Description
Recent conferences have shown how since the XNUMXth century there has been evidently a greater circulation of goods, products and technological knowledge within an increasingly, although perhaps not completely, monetized market, where subjects are increasing and diversifying , the points of departure and arrival of trade, in a phase of general demographic growth and expansion of commercial horizons to areas that return to the Mediterranean and European.
Tuscan cities and rural centers participated fully in this phase of intense growth. But what variations did this development process have in the various territorial areas of the region and in particular in its northern part? Was it a continuous or discontinuous growth, characterized by moments of stasis and recession? What were the premises and consequences? What were the reasons and elements that accelerated or slowed down these processes? Did long-lasting phenomena act or did single events also play a role, linked to sudden changes in environmental and political frameworks? Were the times and rhythms of this growth the same in the city and in the countryside and in the different urban centers and in the different areas of the rural world? Was there a relationship between development and social conflict? Did the growth of city and countryside generate force actions aimed at conquering new areas to be exploited to support that same development?

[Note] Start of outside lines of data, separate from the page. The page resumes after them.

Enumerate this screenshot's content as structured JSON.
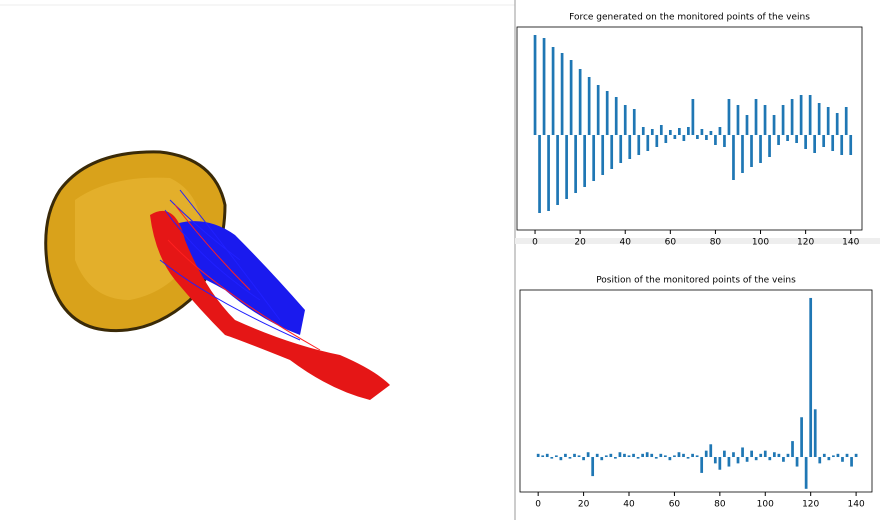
{
  "chart_data": [
    {
      "type": "bar",
      "title": "Force generated on the monitored points of the veins",
      "color": "#1f77b4",
      "x": [
        0,
        2,
        4,
        6,
        8,
        10,
        12,
        14,
        16,
        18,
        20,
        22,
        24,
        26,
        28,
        30,
        32,
        34,
        36,
        38,
        40,
        42,
        44,
        46,
        48,
        50,
        52,
        54,
        56,
        58,
        60,
        62,
        64,
        66,
        68,
        70,
        72,
        74,
        76,
        78,
        80,
        82,
        84,
        86,
        88,
        90,
        92,
        94,
        96,
        98,
        100,
        102,
        104,
        106,
        108,
        110,
        112,
        114,
        116,
        118,
        120,
        122,
        124,
        126,
        128,
        130,
        132,
        134,
        136,
        138,
        140
      ],
      "values": [
        1.0,
        -0.78,
        0.97,
        -0.76,
        0.88,
        -0.7,
        0.82,
        -0.64,
        0.75,
        -0.58,
        0.66,
        -0.52,
        0.58,
        -0.46,
        0.5,
        -0.4,
        0.44,
        -0.34,
        0.38,
        -0.28,
        0.3,
        -0.24,
        0.26,
        -0.2,
        0.08,
        -0.16,
        0.06,
        -0.12,
        0.1,
        -0.08,
        0.05,
        -0.04,
        0.07,
        -0.06,
        0.08,
        0.36,
        -0.04,
        0.06,
        -0.05,
        0.04,
        -0.1,
        0.08,
        -0.12,
        0.36,
        -0.45,
        0.3,
        -0.38,
        0.2,
        -0.32,
        0.36,
        -0.28,
        0.3,
        -0.22,
        0.2,
        -0.1,
        0.3,
        -0.06,
        0.36,
        -0.08,
        0.4,
        -0.14,
        0.4,
        -0.18,
        0.32,
        -0.12,
        0.28,
        -0.16,
        0.22,
        -0.2,
        0.28,
        -0.2
      ],
      "xlim": [
        -8,
        145
      ],
      "ylim": [
        -0.95,
        1.08
      ],
      "xticks": [
        0,
        20,
        40,
        60,
        80,
        100,
        120,
        140
      ]
    },
    {
      "type": "bar",
      "title": "Position of the monitored points of the veins",
      "color": "#1f77b4",
      "x": [
        0,
        2,
        4,
        6,
        8,
        10,
        12,
        14,
        16,
        18,
        20,
        22,
        24,
        26,
        28,
        30,
        32,
        34,
        36,
        38,
        40,
        42,
        44,
        46,
        48,
        50,
        52,
        54,
        56,
        58,
        60,
        62,
        64,
        66,
        68,
        70,
        72,
        74,
        76,
        78,
        80,
        82,
        84,
        86,
        88,
        90,
        92,
        94,
        96,
        98,
        100,
        102,
        104,
        106,
        108,
        110,
        112,
        114,
        116,
        118,
        120,
        122,
        124,
        126,
        128,
        130,
        132,
        134,
        136,
        138,
        140
      ],
      "values": [
        0.02,
        0.01,
        0.02,
        -0.01,
        0.01,
        -0.02,
        0.02,
        -0.01,
        0.02,
        0.01,
        -0.02,
        0.03,
        -0.12,
        0.02,
        -0.02,
        0.01,
        0.02,
        -0.01,
        0.03,
        0.02,
        0.01,
        0.02,
        -0.01,
        0.02,
        0.03,
        0.02,
        -0.01,
        0.02,
        0.01,
        -0.02,
        0.01,
        0.03,
        0.02,
        -0.01,
        0.02,
        0.01,
        -0.1,
        0.04,
        0.08,
        -0.04,
        -0.08,
        0.04,
        -0.06,
        0.03,
        -0.04,
        0.06,
        -0.03,
        0.04,
        -0.02,
        0.02,
        0.04,
        -0.02,
        0.03,
        0.02,
        -0.03,
        0.02,
        0.1,
        -0.06,
        0.25,
        -0.2,
        1.0,
        0.3,
        -0.04,
        0.02,
        -0.02,
        0.01,
        0.02,
        -0.03,
        0.02,
        -0.06,
        0.02
      ],
      "xlim": [
        -8,
        147
      ],
      "ylim": [
        -0.22,
        1.05
      ],
      "xticks": [
        0,
        20,
        40,
        60,
        80,
        100,
        120,
        140
      ]
    }
  ]
}
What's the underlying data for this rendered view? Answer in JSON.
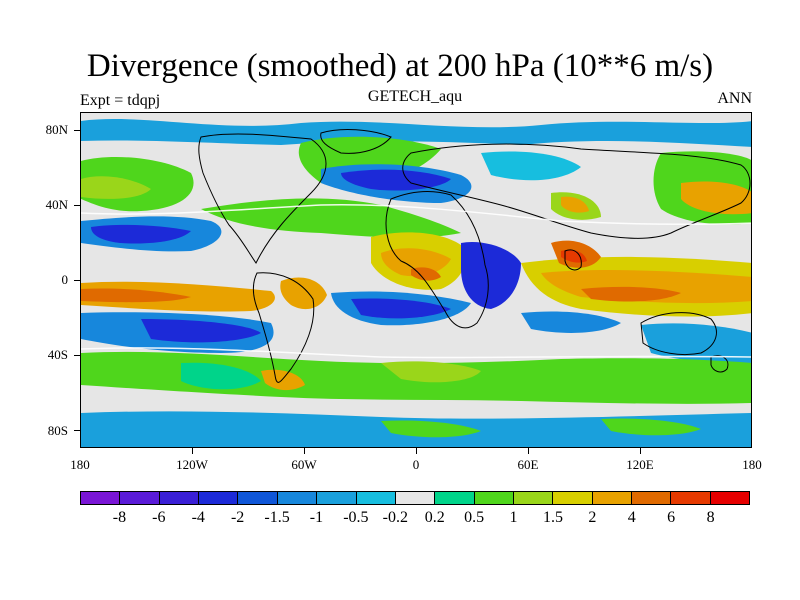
{
  "title": "Divergence (smoothed) at 200 hPa (10**6 m/s)",
  "subtitle": "GETECH_aqu",
  "left_label": "Expt = tdqpj",
  "right_label": "ANN",
  "y_ticks": [
    "80N",
    "40N",
    "0",
    "40S",
    "80S"
  ],
  "x_ticks": [
    "180",
    "120W",
    "60W",
    "0",
    "60E",
    "120E",
    "180"
  ],
  "colorbar": {
    "colors": [
      "#7a16d6",
      "#5a1bd8",
      "#3a1fd6",
      "#1c2ad8",
      "#0f56d8",
      "#1787dc",
      "#1aa0dc",
      "#17bedf",
      "#e6e6e6",
      "#00d48a",
      "#4fd61c",
      "#9ad61a",
      "#d8cf00",
      "#e8a200",
      "#e06a00",
      "#e63a00",
      "#e60000"
    ],
    "labels": [
      "-8",
      "-6",
      "-4",
      "-2",
      "-1.5",
      "-1",
      "-0.5",
      "-0.2",
      "0.2",
      "0.5",
      "1",
      "1.5",
      "2",
      "4",
      "6",
      "8"
    ]
  }
}
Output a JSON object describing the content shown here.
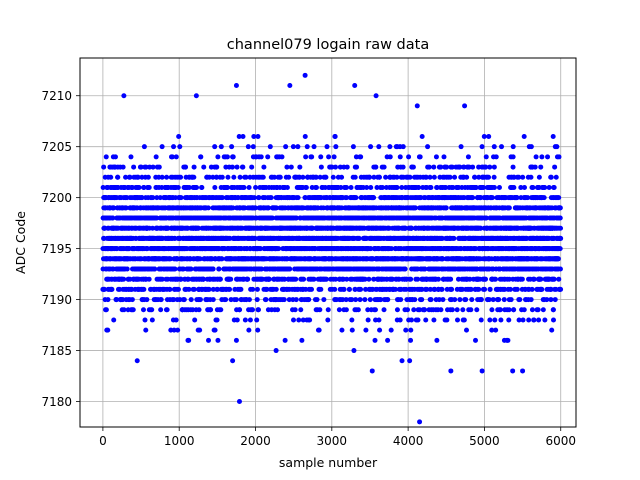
{
  "chart_data": {
    "type": "scatter",
    "title": "channel079 logain raw data",
    "xlabel": "sample number",
    "ylabel": "ADC Code",
    "xlim": [
      -300,
      6200
    ],
    "ylim": [
      7177.5,
      7213.7
    ],
    "xticks": [
      0,
      1000,
      2000,
      3000,
      4000,
      5000,
      6000
    ],
    "yticks": [
      7180,
      7185,
      7190,
      7195,
      7200,
      7205,
      7210
    ],
    "grid": true,
    "marker": "circle",
    "series": [
      {
        "color": "#0000ff",
        "n_points": 6000,
        "x_range": [
          0,
          5999
        ],
        "y_dense_range": [
          7186,
          7206
        ],
        "y_center": 7196,
        "outliers": [
          {
            "x": 275,
            "y": 7210
          },
          {
            "x": 1225,
            "y": 7210
          },
          {
            "x": 1750,
            "y": 7211
          },
          {
            "x": 1790,
            "y": 7180
          },
          {
            "x": 1700,
            "y": 7184
          },
          {
            "x": 2450,
            "y": 7211
          },
          {
            "x": 2650,
            "y": 7212
          },
          {
            "x": 3300,
            "y": 7211
          },
          {
            "x": 3580,
            "y": 7210
          },
          {
            "x": 4120,
            "y": 7209
          },
          {
            "x": 4150,
            "y": 7178
          },
          {
            "x": 450,
            "y": 7184
          },
          {
            "x": 3530,
            "y": 7183
          },
          {
            "x": 3920,
            "y": 7184
          },
          {
            "x": 4020,
            "y": 7184
          },
          {
            "x": 4560,
            "y": 7183
          },
          {
            "x": 4970,
            "y": 7183
          },
          {
            "x": 5500,
            "y": 7183
          },
          {
            "x": 5370,
            "y": 7183
          },
          {
            "x": 2270,
            "y": 7185
          },
          {
            "x": 3290,
            "y": 7185
          },
          {
            "x": 4740,
            "y": 7209
          }
        ]
      }
    ]
  }
}
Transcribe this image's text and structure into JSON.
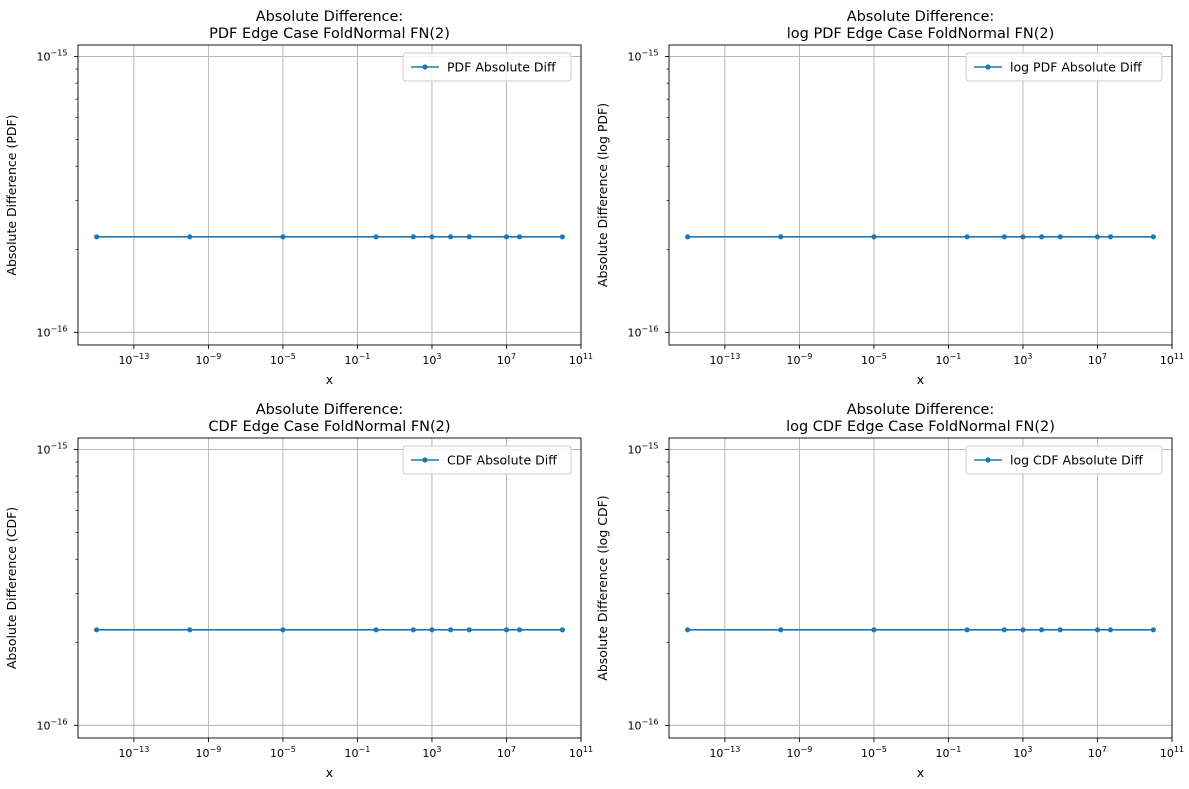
{
  "chart_data": [
    {
      "type": "line",
      "title": [
        "Absolute Difference:",
        "PDF Edge Case FoldNormal FN(2)"
      ],
      "xlabel": "x",
      "ylabel": "Absolute Difference (PDF)",
      "xscale": "log",
      "yscale": "log",
      "xlim": [
        1e-16,
        100000000000.0
      ],
      "ylim": [
        9e-17,
        1.1e-15
      ],
      "xticks": [
        {
          "base": "10",
          "exp": "−13",
          "value": 1e-13
        },
        {
          "base": "10",
          "exp": "−9",
          "value": 1e-09
        },
        {
          "base": "10",
          "exp": "−5",
          "value": 1e-05
        },
        {
          "base": "10",
          "exp": "−1",
          "value": 0.1
        },
        {
          "base": "10",
          "exp": "3",
          "value": 1000.0
        },
        {
          "base": "10",
          "exp": "7",
          "value": 10000000.0
        },
        {
          "base": "10",
          "exp": "11",
          "value": 100000000000.0
        }
      ],
      "yticks": [
        {
          "base": "10",
          "exp": "−15",
          "value": 1e-15
        },
        {
          "base": "10",
          "exp": "−16",
          "value": 1e-16
        }
      ],
      "grid": true,
      "legend": "top-right",
      "color": "#1f77b4",
      "series": [
        {
          "name": "PDF Absolute Diff",
          "x": [
            1e-15,
            1e-10,
            1e-05,
            1,
            100,
            1000,
            10000,
            100000,
            10000000,
            50000000,
            10000000000
          ],
          "y": [
            2.22e-16,
            2.22e-16,
            2.22e-16,
            2.22e-16,
            2.22e-16,
            2.22e-16,
            2.22e-16,
            2.22e-16,
            2.22e-16,
            2.22e-16,
            2.22e-16
          ]
        }
      ]
    },
    {
      "type": "line",
      "title": [
        "Absolute Difference:",
        "log PDF Edge Case FoldNormal FN(2)"
      ],
      "xlabel": "x",
      "ylabel": "Absolute Difference (log PDF)",
      "xscale": "log",
      "yscale": "log",
      "xlim": [
        1e-16,
        100000000000.0
      ],
      "ylim": [
        9e-17,
        1.1e-15
      ],
      "xticks": [
        {
          "base": "10",
          "exp": "−13",
          "value": 1e-13
        },
        {
          "base": "10",
          "exp": "−9",
          "value": 1e-09
        },
        {
          "base": "10",
          "exp": "−5",
          "value": 1e-05
        },
        {
          "base": "10",
          "exp": "−1",
          "value": 0.1
        },
        {
          "base": "10",
          "exp": "3",
          "value": 1000.0
        },
        {
          "base": "10",
          "exp": "7",
          "value": 10000000.0
        },
        {
          "base": "10",
          "exp": "11",
          "value": 100000000000.0
        }
      ],
      "yticks": [
        {
          "base": "10",
          "exp": "−15",
          "value": 1e-15
        },
        {
          "base": "10",
          "exp": "−16",
          "value": 1e-16
        }
      ],
      "grid": true,
      "legend": "top-right",
      "color": "#1f77b4",
      "series": [
        {
          "name": "log PDF Absolute Diff",
          "x": [
            1e-15,
            1e-10,
            1e-05,
            1,
            100,
            1000,
            10000,
            100000,
            10000000,
            50000000,
            10000000000
          ],
          "y": [
            2.22e-16,
            2.22e-16,
            2.22e-16,
            2.22e-16,
            2.22e-16,
            2.22e-16,
            2.22e-16,
            2.22e-16,
            2.22e-16,
            2.22e-16,
            2.22e-16
          ]
        }
      ]
    },
    {
      "type": "line",
      "title": [
        "Absolute Difference:",
        "CDF Edge Case FoldNormal FN(2)"
      ],
      "xlabel": "x",
      "ylabel": "Absolute Difference (CDF)",
      "xscale": "log",
      "yscale": "log",
      "xlim": [
        1e-16,
        100000000000.0
      ],
      "ylim": [
        9e-17,
        1.1e-15
      ],
      "xticks": [
        {
          "base": "10",
          "exp": "−13",
          "value": 1e-13
        },
        {
          "base": "10",
          "exp": "−9",
          "value": 1e-09
        },
        {
          "base": "10",
          "exp": "−5",
          "value": 1e-05
        },
        {
          "base": "10",
          "exp": "−1",
          "value": 0.1
        },
        {
          "base": "10",
          "exp": "3",
          "value": 1000.0
        },
        {
          "base": "10",
          "exp": "7",
          "value": 10000000.0
        },
        {
          "base": "10",
          "exp": "11",
          "value": 100000000000.0
        }
      ],
      "yticks": [
        {
          "base": "10",
          "exp": "−15",
          "value": 1e-15
        },
        {
          "base": "10",
          "exp": "−16",
          "value": 1e-16
        }
      ],
      "grid": true,
      "legend": "top-right",
      "color": "#1f77b4",
      "series": [
        {
          "name": "CDF Absolute Diff",
          "x": [
            1e-15,
            1e-10,
            1e-05,
            1,
            100,
            1000,
            10000,
            100000,
            10000000,
            50000000,
            10000000000
          ],
          "y": [
            2.22e-16,
            2.22e-16,
            2.22e-16,
            2.22e-16,
            2.22e-16,
            2.22e-16,
            2.22e-16,
            2.22e-16,
            2.22e-16,
            2.22e-16,
            2.22e-16
          ]
        }
      ]
    },
    {
      "type": "line",
      "title": [
        "Absolute Difference:",
        "log CDF Edge Case FoldNormal FN(2)"
      ],
      "xlabel": "x",
      "ylabel": "Absolute Difference (log CDF)",
      "xscale": "log",
      "yscale": "log",
      "xlim": [
        1e-16,
        100000000000.0
      ],
      "ylim": [
        9e-17,
        1.1e-15
      ],
      "xticks": [
        {
          "base": "10",
          "exp": "−13",
          "value": 1e-13
        },
        {
          "base": "10",
          "exp": "−9",
          "value": 1e-09
        },
        {
          "base": "10",
          "exp": "−5",
          "value": 1e-05
        },
        {
          "base": "10",
          "exp": "−1",
          "value": 0.1
        },
        {
          "base": "10",
          "exp": "3",
          "value": 1000.0
        },
        {
          "base": "10",
          "exp": "7",
          "value": 10000000.0
        },
        {
          "base": "10",
          "exp": "11",
          "value": 100000000000.0
        }
      ],
      "yticks": [
        {
          "base": "10",
          "exp": "−15",
          "value": 1e-15
        },
        {
          "base": "10",
          "exp": "−16",
          "value": 1e-16
        }
      ],
      "grid": true,
      "legend": "top-right",
      "color": "#1f77b4",
      "series": [
        {
          "name": "log CDF Absolute Diff",
          "x": [
            1e-15,
            1e-10,
            1e-05,
            1,
            100,
            1000,
            10000,
            100000,
            10000000,
            50000000,
            10000000000
          ],
          "y": [
            2.22e-16,
            2.22e-16,
            2.22e-16,
            2.22e-16,
            2.22e-16,
            2.22e-16,
            2.22e-16,
            2.22e-16,
            2.22e-16,
            2.22e-16,
            2.22e-16
          ]
        }
      ]
    }
  ]
}
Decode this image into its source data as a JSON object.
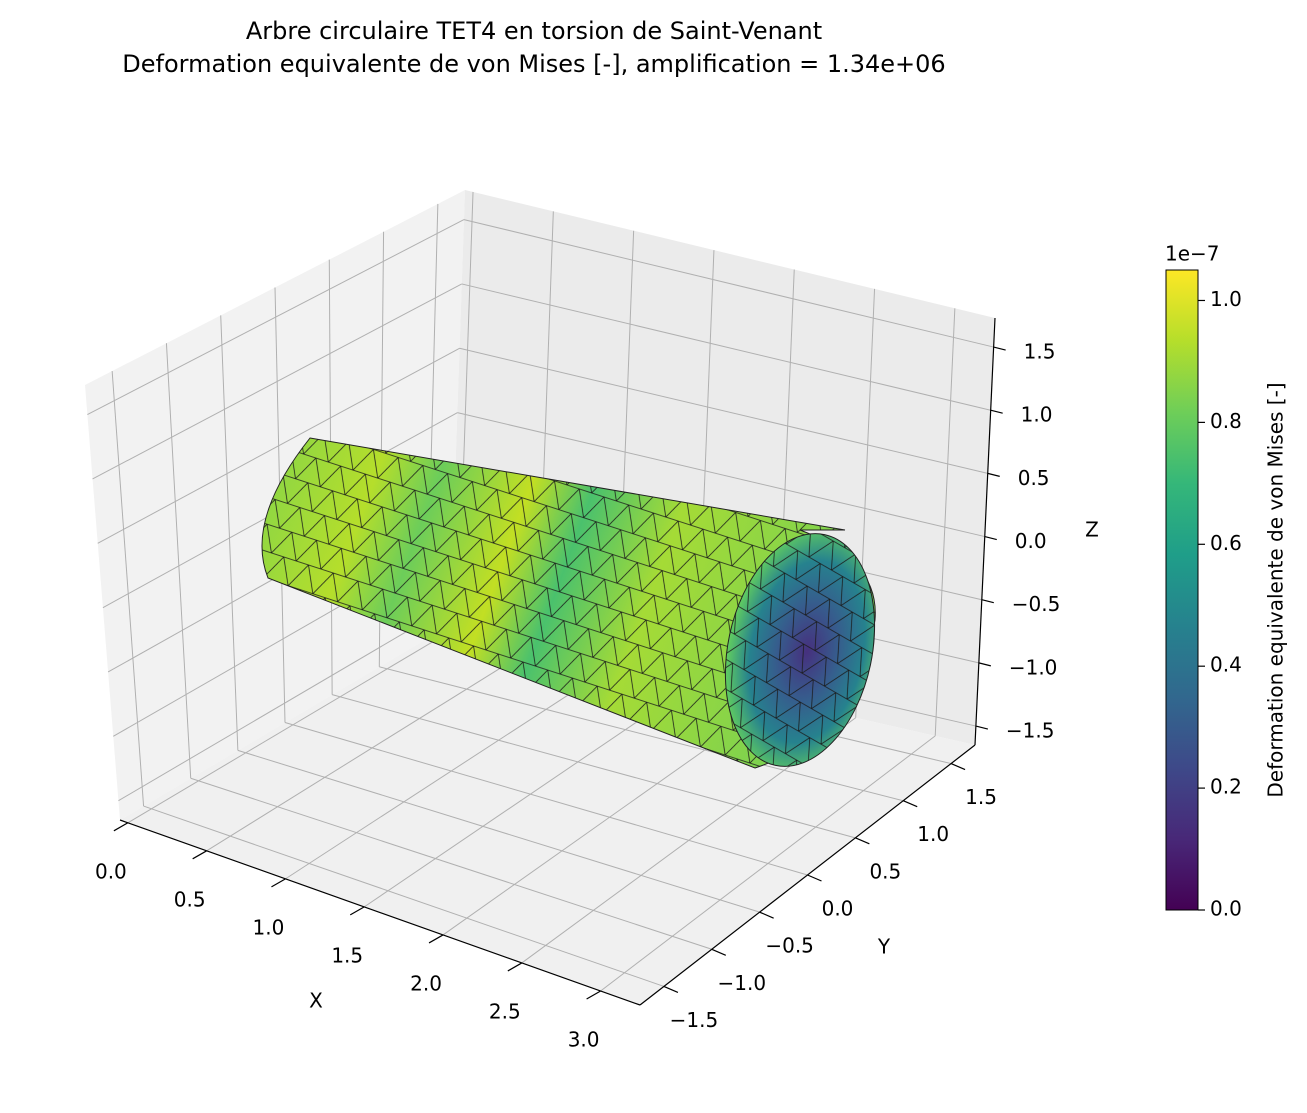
{
  "chart_data": {
    "type": "surface3d",
    "title": "Arbre circulaire TET4 en torsion de Saint-Venant",
    "subtitle": "Deformation equivalente de von Mises [-], amplification = 1.34e+06",
    "xlabel": "X",
    "ylabel": "Y",
    "zlabel": "Z",
    "xlim": [
      -0.05,
      3.25
    ],
    "ylim": [
      -1.75,
      1.75
    ],
    "zlim": [
      -1.65,
      1.73
    ],
    "xticks": [
      {
        "value": 0,
        "label": "0.0"
      },
      0.5,
      {
        "value": 1,
        "label": "1.0"
      },
      1.5,
      {
        "value": 2,
        "label": "2.0"
      },
      2.5,
      {
        "value": 3,
        "label": "3.0"
      }
    ],
    "yticks": [
      {
        "value": -1.5,
        "label": "−1.5"
      },
      {
        "value": -1,
        "label": "−1.0"
      },
      {
        "value": -0.5,
        "label": "−0.5"
      },
      {
        "value": 0,
        "label": "0.0"
      },
      0.5,
      {
        "value": 1,
        "label": "1.0"
      },
      1.5
    ],
    "zticks": [
      {
        "value": -1.5,
        "label": "−1.5"
      },
      {
        "value": -1,
        "label": "−1.0"
      },
      {
        "value": -0.5,
        "label": "−0.5"
      },
      {
        "value": 0,
        "label": "0.0"
      },
      0.5,
      {
        "value": 1,
        "label": "1.0"
      },
      1.5
    ],
    "grid": true,
    "colormap": "viridis",
    "colorbar": {
      "label": "Deformation equivalente de von Mises [-]",
      "offset_text": "1e−7",
      "clim": [
        0,
        1.05
      ],
      "ticks": [
        {
          "value": 0,
          "label": "0.0"
        },
        0.2,
        0.4,
        0.6,
        0.8,
        {
          "value": 1,
          "label": "1.0"
        }
      ]
    }
  }
}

In this volume, which collects the proceedings of the conference held in San Miniato (PI) in 2016, we have tried to give answers to these questions, creating an opportunity for comparison between researches, mostly interdisciplinary, concerning sites of different types recently investigated or reread: cities, large villages in the plains, new lands and castles. Starting from these contexts we wanted to re-discuss the rhythm and forms of growth that characterized the twelfth and thirteenth centuries by observing it in its urban declination (construction sites, building types, building materials), economic (production, circulation and consumption of goods) and of celebration and political propaganda (epigraphy).